En 1713, le fruit de ses réflexions donne lieu à un ouvrage en deux parties intitulé «Sylvicultura oeconomica oder haußwirthliche Nachricht und naturmäßige Anweisung zur Wilden Baum-Zucht » . Ce dernier forge alors le terme de « Nachhaltigkeit » que l’on pourrait traduire par « durabilité » . Conscient des conséquences d’un déboisement excessif, il critique le gaspillage et propose d’améliorer ce qu’on appellerait aujourd’hui « l’efficacité énergétique » des foyers et l’isolation des maisons . Il développe l’idée selon laquelle ménager la nature, en l’occurrence par la gestion des forêts, c’est servir l’économie qui, à son tour, assure le bien-être de la population. Il pose également le principe en vertu duquel « les générations présentes ont une responsabilité envers les générations futures qui leur interdit de les appauvrir par une surconsommation » . En effet, pour ce dernier, il faut veiller à ce que la ressource puisse être utilisée de façon continue . Hans Carl Von Carlowitz souligne enfin l’importance d’un partage des savoir-faire et des connaissances en la matière entre les nations et la nécessité d’une vision inscrite dans le long terme. La « Sylvicultura oeconomica » semble être acceptée comme étant le premier ouvrage scientifique en foresterie. L’œuvre de von Carlowitz a traversé les frontières et les siècles et son application a dépassé son cadre originel. Hans Carl von Carlowitz semble être le premier à avoir décrit théoriquement le terme de développement durable et lui avoir donné un nom .
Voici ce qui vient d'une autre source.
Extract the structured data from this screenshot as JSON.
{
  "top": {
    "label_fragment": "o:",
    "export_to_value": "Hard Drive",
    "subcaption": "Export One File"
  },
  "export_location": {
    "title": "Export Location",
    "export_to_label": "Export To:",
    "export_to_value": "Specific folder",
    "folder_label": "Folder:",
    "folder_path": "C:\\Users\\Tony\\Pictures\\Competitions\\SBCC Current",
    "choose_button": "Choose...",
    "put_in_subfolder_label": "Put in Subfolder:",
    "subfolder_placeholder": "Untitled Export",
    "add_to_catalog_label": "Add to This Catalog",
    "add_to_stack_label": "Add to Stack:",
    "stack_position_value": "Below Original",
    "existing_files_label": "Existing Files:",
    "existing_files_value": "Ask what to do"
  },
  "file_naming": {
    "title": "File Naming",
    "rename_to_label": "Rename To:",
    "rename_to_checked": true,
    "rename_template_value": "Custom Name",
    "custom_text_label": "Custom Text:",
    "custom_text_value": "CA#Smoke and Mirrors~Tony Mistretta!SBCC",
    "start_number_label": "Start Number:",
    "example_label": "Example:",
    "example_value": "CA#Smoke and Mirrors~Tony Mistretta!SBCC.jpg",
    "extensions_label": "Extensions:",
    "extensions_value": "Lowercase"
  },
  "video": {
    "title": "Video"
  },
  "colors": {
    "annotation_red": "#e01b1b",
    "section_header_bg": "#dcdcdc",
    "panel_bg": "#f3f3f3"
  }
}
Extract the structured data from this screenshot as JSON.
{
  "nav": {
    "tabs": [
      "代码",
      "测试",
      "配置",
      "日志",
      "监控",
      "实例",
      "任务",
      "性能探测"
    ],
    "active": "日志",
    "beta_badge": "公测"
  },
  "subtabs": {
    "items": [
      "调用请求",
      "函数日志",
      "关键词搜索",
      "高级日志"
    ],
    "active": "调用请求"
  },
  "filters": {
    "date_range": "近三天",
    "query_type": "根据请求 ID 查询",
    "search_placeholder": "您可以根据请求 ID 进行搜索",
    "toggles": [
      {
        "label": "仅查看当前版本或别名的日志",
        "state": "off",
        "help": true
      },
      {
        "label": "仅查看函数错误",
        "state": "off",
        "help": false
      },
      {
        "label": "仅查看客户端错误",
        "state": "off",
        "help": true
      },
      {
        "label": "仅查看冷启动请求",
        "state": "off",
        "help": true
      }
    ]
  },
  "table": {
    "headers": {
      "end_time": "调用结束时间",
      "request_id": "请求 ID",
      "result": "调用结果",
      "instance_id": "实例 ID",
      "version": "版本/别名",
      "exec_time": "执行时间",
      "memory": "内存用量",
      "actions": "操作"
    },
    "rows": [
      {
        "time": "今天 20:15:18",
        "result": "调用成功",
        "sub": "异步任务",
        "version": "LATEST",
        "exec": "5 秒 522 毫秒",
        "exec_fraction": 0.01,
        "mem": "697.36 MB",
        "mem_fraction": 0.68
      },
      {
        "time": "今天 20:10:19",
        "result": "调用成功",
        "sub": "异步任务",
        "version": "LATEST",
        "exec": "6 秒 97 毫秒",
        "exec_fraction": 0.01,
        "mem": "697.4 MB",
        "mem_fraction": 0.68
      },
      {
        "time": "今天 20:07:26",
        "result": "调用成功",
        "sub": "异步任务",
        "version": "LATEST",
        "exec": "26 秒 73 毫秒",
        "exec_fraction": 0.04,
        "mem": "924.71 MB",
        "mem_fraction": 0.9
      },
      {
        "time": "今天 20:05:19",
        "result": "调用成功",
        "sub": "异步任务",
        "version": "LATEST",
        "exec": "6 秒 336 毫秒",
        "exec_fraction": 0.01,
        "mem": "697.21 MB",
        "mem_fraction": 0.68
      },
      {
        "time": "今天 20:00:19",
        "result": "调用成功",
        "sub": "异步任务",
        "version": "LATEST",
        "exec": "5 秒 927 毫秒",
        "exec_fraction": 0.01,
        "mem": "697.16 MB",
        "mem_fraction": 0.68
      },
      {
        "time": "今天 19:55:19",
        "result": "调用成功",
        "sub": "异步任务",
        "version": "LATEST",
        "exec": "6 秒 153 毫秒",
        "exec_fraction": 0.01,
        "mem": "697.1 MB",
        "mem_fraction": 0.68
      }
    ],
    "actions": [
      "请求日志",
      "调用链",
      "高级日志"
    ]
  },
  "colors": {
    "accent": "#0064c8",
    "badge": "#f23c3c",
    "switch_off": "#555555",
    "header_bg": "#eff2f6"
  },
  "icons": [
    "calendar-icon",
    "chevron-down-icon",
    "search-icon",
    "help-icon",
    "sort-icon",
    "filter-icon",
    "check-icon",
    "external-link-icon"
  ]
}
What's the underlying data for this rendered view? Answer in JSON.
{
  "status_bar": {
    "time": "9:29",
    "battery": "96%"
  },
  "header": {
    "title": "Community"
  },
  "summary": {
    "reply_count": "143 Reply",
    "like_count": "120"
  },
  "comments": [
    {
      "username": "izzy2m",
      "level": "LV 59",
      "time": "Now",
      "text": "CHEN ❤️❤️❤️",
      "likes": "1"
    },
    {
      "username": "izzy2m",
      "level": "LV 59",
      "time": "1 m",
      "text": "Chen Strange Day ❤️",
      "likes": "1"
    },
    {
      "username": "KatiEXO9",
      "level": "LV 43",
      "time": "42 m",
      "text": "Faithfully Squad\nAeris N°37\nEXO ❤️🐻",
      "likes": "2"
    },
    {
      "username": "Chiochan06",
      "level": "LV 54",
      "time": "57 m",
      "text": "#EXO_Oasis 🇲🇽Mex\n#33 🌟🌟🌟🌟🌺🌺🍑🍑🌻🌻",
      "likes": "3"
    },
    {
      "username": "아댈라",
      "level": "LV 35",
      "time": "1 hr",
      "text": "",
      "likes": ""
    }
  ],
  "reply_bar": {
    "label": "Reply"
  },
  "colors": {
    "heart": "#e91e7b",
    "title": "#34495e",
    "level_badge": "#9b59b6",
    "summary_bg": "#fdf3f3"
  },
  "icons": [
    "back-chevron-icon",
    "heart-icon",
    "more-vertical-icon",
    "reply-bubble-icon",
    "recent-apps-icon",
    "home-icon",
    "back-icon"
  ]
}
LA SIGNIFICATION DU TERME « DEVELOPPEMENT »
Selon des auteurs : « L’idée de développement suppose l’existence d’un sens, d’une direction, d’un projet pour l’évolution de la société et la question du sens se pose tout particulièrement lorsque, dans leur cours historique, les sociétés sont confrontées à des situations insupportables pour elles-mêmes ou certaines catégories ». En sciences économiques, le développement désigne l’amélioration qualitative d’une économie et de son fonctionnement. Le mot est souvent associé à celui de croissance, bien qu’il faille l’en distinguer. En effet, l’économiste français François Perroux a opéré une distinction entre la « croissance » économique phénomène quantitatif et le « développement », phénomène qualitatif recouvrant l’ensemble des transformations économiques et sociales. Les termes de croissance et de développement sont souvent assimilés, il faut pourtant les différencier.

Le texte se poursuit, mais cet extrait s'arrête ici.